Saturday, January 12, 2013

January 13, 2013 10:51 A.M.


January 13, 2013 10:51 A.M.

The last few days got away from me.  I spent four days in an OPRECY training, the premier training offered through Bopha’s organization. Bopha was excited that I was able to attend this particular session, as it was led in English (I'm only up to about 5 words in Khmer) by Cristopher Lee, the founder of the Human-Earth Development Center (HEDC).  Cristopher is in his late 60’s, an Australian citizen of Indonesian and Chinese heritage, who has lived and worked in Cambodia for much of the last 16 years. He spent 34 years working on the technical side of community development in developing countries. His specialty is in fisheries, and trained rice farmers, who he said all over the world are poor farmers, to add value to their farms by also raising fish. However, after years providing technical training he found that most people did not change their behaviors. He came to the conclusion that "it is wrong to assume if you teach people to know, they will do what they know."  He started HEDC in 1999 to build leadership capacity through personal empowerment. His vision is global, but his approach is individual. HEDC works to awaken the individual’s sense of purpose and meaning, their fundamental love of life, in order to help free them from the self-limiting thinking that holds so many people back from achieving their goals, or even setting goals.

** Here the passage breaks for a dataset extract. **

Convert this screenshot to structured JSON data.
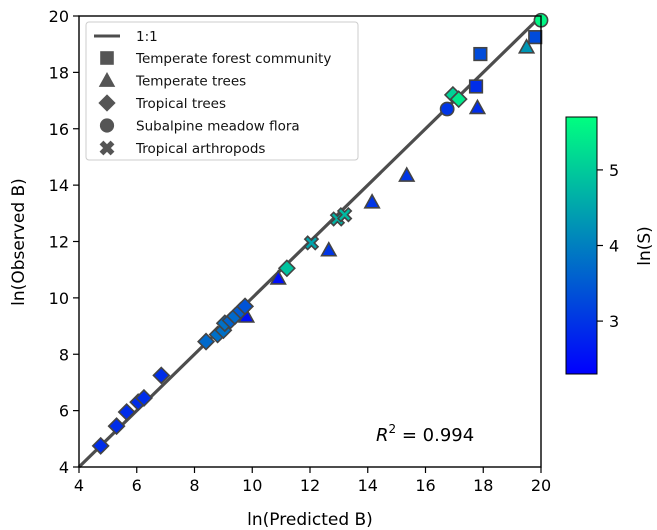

Christopher talked about the way that the scarcity and danger become an operating system for so many people – their every decision is filtered through the belief that inevitably the world is not safe and there will not be enough. And while the message he delivers is that all people were born to succeed – the truth remains that for many people in Cambodia, and all over the world, resources are limited and conditions are unsafe. People are picked up every day here for being perceived as a threat to the government. Three times in two days Olivia’s driver was forced to pay bribes to law enforcement. Children attend schools where teachers are paid $30 a month – ½ the salary of a garment worker, who make poverty wages – and the way many teachers survive is to charge a “fee” for grades. The hundreds of begging amputees I have seen in this short time are testament to the landmines that still litter the country side. Every Cambodian is born to succeed- but if they do not, it is not simply because they did not believe in themselves.

And, of course, I absolutely agree with the OPRECY model – change is not possible unless we first believe it is possible.

I was struck by many things over the four days, but perhaps most significant was an overwhelming awareness of the privilege of growing up positioned in a social location where my safety was assured in my home, my neighborhood, my state and my country . Where there was never a question that my basic needs be met. Where a sense of agency – of my ability to dream and achieve - was instilled early and reinforced often.  And this experience sharpens my purpose, to continue to build communities in my own country where this is increasingly true for all. 
Mudhita, Bopha's youngest, playing with a stem.